The commission’s report included the following recommendations:

  • The Division of Public Health should become an independent state agency – the Georgia Department of Public Health, which would be led by a commissioner who reports directly to the governor and would act as the state’s chief health officer. This person should be a physician, and should have extensive public health knowledge.
  • The Office of Health Improvement should become part of this department, as should the Office of Emergency Preparedness and the Georgia Trauma Care Network Commission, with the last of which being an attached agency, while the other two would be wholly contained within the Department of Public Health.
  • A Public Health Study Commission should be appointed every three years to study the effectiveness of public health efforts in the state. This commission will provide to the governor and the Georgia General Assembly progress reports on the health of Georgians.

Through this restructuring, public health professionals will be granted greater autonomy, enabling them to respond more quickly to crisis situations, rather than having to obtain layers of approvals in order to act. This autonomy will also allow the Department of Public Health to set appropriate priorities and craft a comprehensive mission, distinct from issues of health care finance and Medicaid. By directly reporting to the governor and having significant access to the legislature, the state health officer will have a better chance of achieving the agency’s goals. Greater visibility as an independent agency will both raise awareness of the importance of public health, as well as increase transparency.

It has often been difficult for public health to get the attention and resources necessary to raise the health indicators of all Georgians. State budgets are always tight, especially during a recession, and health care costs are escalating, including those related to Medicaid and the State Children Health Insurance Program, or PeachCare as it is known in Georgia. Most importantly, when prevention is successful, the mechanisms which safeguard public health become invisible, reducing the sense of urgency.

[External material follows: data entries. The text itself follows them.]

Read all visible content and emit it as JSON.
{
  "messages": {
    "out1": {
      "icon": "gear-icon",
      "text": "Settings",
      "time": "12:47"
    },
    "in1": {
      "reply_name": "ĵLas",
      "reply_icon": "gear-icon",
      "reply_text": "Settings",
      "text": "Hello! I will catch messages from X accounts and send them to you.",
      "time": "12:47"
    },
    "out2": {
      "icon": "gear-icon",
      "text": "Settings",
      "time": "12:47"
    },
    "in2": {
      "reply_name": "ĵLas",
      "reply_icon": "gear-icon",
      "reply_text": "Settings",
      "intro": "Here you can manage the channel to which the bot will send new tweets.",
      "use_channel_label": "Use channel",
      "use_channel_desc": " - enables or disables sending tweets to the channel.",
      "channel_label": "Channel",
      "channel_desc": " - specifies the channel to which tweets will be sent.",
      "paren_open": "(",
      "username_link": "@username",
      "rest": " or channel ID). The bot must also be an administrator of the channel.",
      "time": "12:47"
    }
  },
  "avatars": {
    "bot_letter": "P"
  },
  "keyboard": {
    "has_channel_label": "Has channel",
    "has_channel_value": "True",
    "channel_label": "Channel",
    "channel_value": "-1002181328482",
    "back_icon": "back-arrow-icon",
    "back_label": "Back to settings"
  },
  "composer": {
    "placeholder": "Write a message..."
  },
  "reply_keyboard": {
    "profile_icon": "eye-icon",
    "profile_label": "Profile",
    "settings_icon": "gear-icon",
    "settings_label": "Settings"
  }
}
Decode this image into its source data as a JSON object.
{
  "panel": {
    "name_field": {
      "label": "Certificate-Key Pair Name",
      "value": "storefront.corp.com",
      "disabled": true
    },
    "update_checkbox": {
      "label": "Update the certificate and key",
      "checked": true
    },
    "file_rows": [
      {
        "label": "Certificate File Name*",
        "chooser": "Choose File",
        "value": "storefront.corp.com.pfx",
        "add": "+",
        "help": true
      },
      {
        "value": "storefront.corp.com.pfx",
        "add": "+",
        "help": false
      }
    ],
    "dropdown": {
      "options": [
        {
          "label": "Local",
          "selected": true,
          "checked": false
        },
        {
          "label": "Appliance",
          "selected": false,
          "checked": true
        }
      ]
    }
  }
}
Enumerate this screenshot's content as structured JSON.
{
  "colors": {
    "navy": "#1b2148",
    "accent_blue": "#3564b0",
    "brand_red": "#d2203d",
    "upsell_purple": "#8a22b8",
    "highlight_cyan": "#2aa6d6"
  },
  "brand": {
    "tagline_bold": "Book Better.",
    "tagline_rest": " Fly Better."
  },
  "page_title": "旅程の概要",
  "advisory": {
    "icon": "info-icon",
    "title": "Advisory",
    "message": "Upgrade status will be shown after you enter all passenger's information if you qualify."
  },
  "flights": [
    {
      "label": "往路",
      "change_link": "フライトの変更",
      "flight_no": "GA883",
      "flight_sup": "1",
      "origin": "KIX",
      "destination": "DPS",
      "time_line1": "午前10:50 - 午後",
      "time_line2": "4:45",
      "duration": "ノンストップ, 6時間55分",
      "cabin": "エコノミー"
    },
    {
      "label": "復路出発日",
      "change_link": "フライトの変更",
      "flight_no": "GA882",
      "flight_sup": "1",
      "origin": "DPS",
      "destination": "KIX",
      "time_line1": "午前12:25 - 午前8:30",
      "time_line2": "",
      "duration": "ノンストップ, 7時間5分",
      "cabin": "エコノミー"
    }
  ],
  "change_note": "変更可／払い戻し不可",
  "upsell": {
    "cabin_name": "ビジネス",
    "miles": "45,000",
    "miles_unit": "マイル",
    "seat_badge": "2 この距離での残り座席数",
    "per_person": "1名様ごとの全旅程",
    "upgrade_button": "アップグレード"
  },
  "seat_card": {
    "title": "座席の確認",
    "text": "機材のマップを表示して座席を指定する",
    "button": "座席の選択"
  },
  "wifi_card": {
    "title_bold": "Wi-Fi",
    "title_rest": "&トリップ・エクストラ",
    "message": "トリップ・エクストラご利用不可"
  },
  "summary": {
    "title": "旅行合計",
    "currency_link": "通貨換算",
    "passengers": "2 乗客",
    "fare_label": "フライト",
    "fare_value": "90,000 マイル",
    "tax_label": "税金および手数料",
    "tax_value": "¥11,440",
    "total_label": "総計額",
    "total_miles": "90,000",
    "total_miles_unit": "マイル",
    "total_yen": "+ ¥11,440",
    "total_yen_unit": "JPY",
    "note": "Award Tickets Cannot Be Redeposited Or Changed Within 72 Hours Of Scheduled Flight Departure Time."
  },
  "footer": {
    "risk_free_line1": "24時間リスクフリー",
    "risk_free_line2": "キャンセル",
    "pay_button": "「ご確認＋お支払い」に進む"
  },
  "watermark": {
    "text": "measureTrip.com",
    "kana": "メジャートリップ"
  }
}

For example, when food remains safe, the activities involved in monitoring food supplies and enforcing safe food regulations becomes invisible. It is only when the function fails and a salmonella outbreak occurs that we remember the importance of public health functions. This “out of sight, out of mind” approach can, in turn, lead to a false reality in which both citizens and the lawmakers who represent them wrongly believe that the state of public health in Georgia is much better than statistics indicate.

But public health touches all areas of our lives, and through efforts that emphasize prevention and wellness, health will improve and disparities will decline. Effective assessment will provide for the surveillance of new or potential health concerns (such as emerging flu strains) as well as the evaluation of causes of illnesses and death (such as HIV infection and cancer), and lead to effective prevention strategies. When assessment is done well, policy recommendations that improve the health of citizens are developed. Once sound policy is proposed and, ideally, implemented, public health agencies are able to assure that our state is working to the best of its ability to ensure good health for all Georgians.

The Public Health Commission believes this is possible primarily through the establishment of the Department of Public Health. It is now up to the governor, lieutenant governor and General Assembly to agree.